The fleets approach looking from the northwest

 


..every day and every night... In the words of Glasgow's own Frankie Miller Be good to yourself



I promised myself a northern waters game last Christmas, it was going to be Öland but that never took place because the lurgy got me and it nearly did it again this year, however... this hobby of ours is a powerful stimulus. So, sick a bed, I planned this one and got it on the table today for playing over the next couple of days. 


Swedish ships sail into the Sound

It is the biggest 1/1200 scale Mad for War game I have yet attempted and it has intruiged me since I first learned about it. Protecting their own commercial interests and access to the Baltic, the States General has sent a fleet under Jacob van Wassenaer van Opdam to relieve Copenhagen then under sige by King Karl X of Sweden. To relieve Copenhagen the Dutch fleet had to push aside a larger and heavier gunned Swedish fleet under Rijksamiral Karl Gustav Wrangel.


van Opdam's Eendracht leads the fleet into battle


The battle is know in English as The Sound and it took place on October 29th 1658. It is appropriate to give it the proper name Øresund or Öresund. It was one of the hardest fought engagments of the period contained in an area less than 10 miles across and six deep. On one side was the coast of Denmark and the other, the cost of Sweden. the island of Hven sat right at the southern tip.


Karl X has already captured Kronborg Castle in the foreground - Hamlet will be doing grave flips

The Dutch fleet of  41 ships in three divisions faced a Swedish fleet of 45 in four divisions. I have worked out an order of battle using 24 ships on each side with the Swedes having a superiority in guns and points as can be seen in the accompanying photos.

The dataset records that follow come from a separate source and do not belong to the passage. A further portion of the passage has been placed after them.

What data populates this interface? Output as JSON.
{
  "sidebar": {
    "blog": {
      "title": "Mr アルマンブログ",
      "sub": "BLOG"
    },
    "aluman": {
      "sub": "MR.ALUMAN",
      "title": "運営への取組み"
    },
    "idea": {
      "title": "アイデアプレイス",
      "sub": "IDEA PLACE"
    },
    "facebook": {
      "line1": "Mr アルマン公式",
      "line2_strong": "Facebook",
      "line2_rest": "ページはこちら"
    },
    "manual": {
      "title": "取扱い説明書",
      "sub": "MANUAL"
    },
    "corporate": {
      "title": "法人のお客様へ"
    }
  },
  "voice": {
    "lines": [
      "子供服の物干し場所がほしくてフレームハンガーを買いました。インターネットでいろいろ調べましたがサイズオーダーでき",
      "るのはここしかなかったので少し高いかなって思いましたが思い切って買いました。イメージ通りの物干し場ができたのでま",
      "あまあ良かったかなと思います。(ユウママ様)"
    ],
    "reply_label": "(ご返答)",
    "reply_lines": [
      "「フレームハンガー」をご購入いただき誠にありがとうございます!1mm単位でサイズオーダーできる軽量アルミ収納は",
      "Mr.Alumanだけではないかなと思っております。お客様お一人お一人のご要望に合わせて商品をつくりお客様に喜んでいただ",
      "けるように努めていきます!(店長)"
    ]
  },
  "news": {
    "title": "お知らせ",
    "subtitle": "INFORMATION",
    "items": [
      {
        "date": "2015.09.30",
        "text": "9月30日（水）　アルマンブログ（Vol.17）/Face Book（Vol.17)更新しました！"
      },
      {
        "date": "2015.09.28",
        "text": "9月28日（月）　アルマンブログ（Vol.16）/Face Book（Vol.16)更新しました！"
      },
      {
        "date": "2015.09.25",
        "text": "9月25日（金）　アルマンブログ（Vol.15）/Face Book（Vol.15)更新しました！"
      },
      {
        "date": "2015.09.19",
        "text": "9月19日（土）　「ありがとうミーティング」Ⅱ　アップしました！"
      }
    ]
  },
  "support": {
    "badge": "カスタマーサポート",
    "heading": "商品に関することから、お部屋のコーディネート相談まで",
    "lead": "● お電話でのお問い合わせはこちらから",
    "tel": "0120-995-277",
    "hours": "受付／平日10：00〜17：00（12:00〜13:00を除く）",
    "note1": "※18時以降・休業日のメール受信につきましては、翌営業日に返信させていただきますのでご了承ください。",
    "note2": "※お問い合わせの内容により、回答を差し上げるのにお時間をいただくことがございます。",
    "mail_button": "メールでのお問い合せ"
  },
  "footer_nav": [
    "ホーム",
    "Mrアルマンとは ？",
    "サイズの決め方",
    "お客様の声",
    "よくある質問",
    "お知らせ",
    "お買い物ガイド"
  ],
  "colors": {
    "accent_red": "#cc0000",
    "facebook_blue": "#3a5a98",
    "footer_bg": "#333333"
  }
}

Eendracht leads the centre division

Let's see how I get on with this beautiful looking game which pits two proud Protestant nations against each other with two others looking on.. the beseiged Danes and an English Commonwealth fleet observing from just close enough to remain neutral. This barely eighteen months before the Restoration of the monarchy in England and involves many major naval actors of the period.